Awkwafina e John Cena estrelam a comédia que brinca com metáforas para (tentar) nos fazer rir de nós mesmos
Há uma piada meio próxima da realidade de que em Hollywood todo mundo tem um roteiro que quer emplacar (ou é ator). Durante as filmagens, astros são abordados por técnicos ou os mais insuspeitos colegas pedindo para ler algo e por ajuda.
De alguma forma, por proximidade e gratidão, vários dub;ês têm parecido conseguir emplacar seus projetos com isso. Não é necessariamente o caso de Jackpot!- A Loteria Mortal, o filme mais visto da Amazon Prime Video de agosto de 2024.
A proposta de tudo no filme gira em torno da simplicidade e um único compromisso: rir do absurdo. Não alcança o objetivo justamente por ser “simples demais”, o que complica mais a trama. Primeiro, esclarecem a distopia como comédia.
Distopia é justamente um “estado imaginário em que se vive em condições de extrema opressão, desespero ou privação” e no filme de Paul Feig isso será realidade em 6 anos. Vemos um Estados Unidos de condições extremas: pessoas passando fome e necessidade e 5 novos bilionários em Wall Street. A única conexão entre pessoas, seja socialmente ou emocionalmente, é a transação financeira e Feig nos convida a rir dessa realidade (como se fosse ficção).
Neste cenário, a Grande Loteria foi estabelecida na Califórnia assim: o vencedor tem que sobreviver até o pôr-do-sol para coletar o prêmio e durante essa curta janela, vale (quase) tudo para matar o vencedor e ficar com o dinheiro, só não pode usar arma de fogo. Ou seja, o pior das pessoas vem à tona e ninguém é confiável.

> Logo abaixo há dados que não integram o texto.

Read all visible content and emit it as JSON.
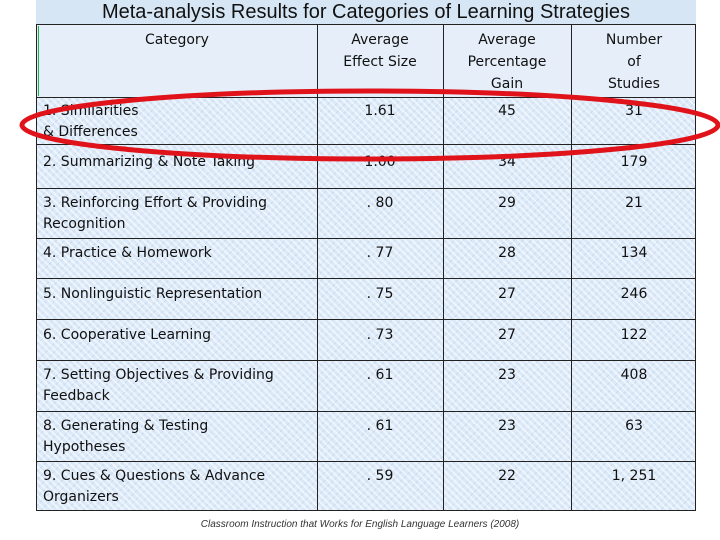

No meio disso tudo, uma desavisada Katie (Awkwafina), uma ex-estrela infantil que estava vivendo no Michigan e não acompanhou as novidades em Los Angeles, desembarca na cidade para tentar recuperar sua carreira, levando uma série de golpes e humilhações de um mar de pessoas horríveis.
Obvio que ela acidentalmente tem o bilhete vencedor da semana e justamente quando é o prêmio mais alto da história: mais de três bilhões de dólares.
Ela que não queria jogar ou ser rica se vê num jogo de gato e rato onde acaba unindo forças com o protetor amador Noel (John Cena), que negocia receber 10% do total para ajudá-la a viver e reivindicar o prêmio multibilionário. O problema para Katie é: ela pode confiar em Noel ou alguém além dela mesma?
A premissa de Jackpot! teria profundidade quando todas as piadas que seriam absurdas: a indiferença social, o capitalismo selvagem, a vigilância eletrônica saída do universo de Big Brother, a celebridade das redes sociais, a ganância, etc se fosse um mínimo original.
Na realidade é praticamente uma refilmagem de Par Perfeito (Killers), o filme de 2010 com Katherine Heigl e Ashton Kutcher onde ele, um espião procurado, têm que escapar de caçadores de recompensa numa sequência sem fim de ataques e correria. A partir do momento no qual Katie é revelada como a vencedora, ela vira a caça e não há respiro até que termine o dia.
Awkwafina e John Cena são divertidos em tudo que fazem, mesmo sendo a mesma nota também em tudo que aparecem, portanto ou você gosta dos dois ou sai correndo. Isso porque a trama é unicamente uma sequência de cenas de luta atrás da outra, precisando nos lembrar toda hora que é apenas a regra do jogo.
Sim, tentam dar um mínimo de profundidade aos dois principais ao ter como motivação o fato dela estar lidando com o trauma de ter sido enganada pelo próprio pai e dele por ter sido a razão de seu pelotão ter sido morto em combate, mas soa uma brincadeira sem graça. Não porque os temas seriam sérios, mas porque realmente não colou como piada.
E aqui está a ironia e inteligência de Feig: como avisa nos créditos de abertura, sua intenção é apenas divertir, mesmo que esteja jogando na nossa cara uma das verdades mais cruas e precisas da nossa realidade. E acerta, aparentemente. Eu diria que o filme é simplesmente ruim, não há química entre a dupla principal, as piadas são repetidas e/ou cópias, as lutas não são exatamente bem coreografadas e não há nenhuma surpresa.
Sabemos o que cada um fará e faz, até os supostos erros de gravação nos créditos finais, que parecem tão calculados como o que foi usado no filme. Aliás, para ser justa, a melhor piada de todo filme está nos créditos, quando vemos como Katie e Noel passam a viver como bilionários. Sim, até eles são corrompidos no final das contas. A distopia não poupa nem as melhores almas. Poderia poupar suas horas, mas, se tiver com sobra: seja bem vindo ao mundo do nada.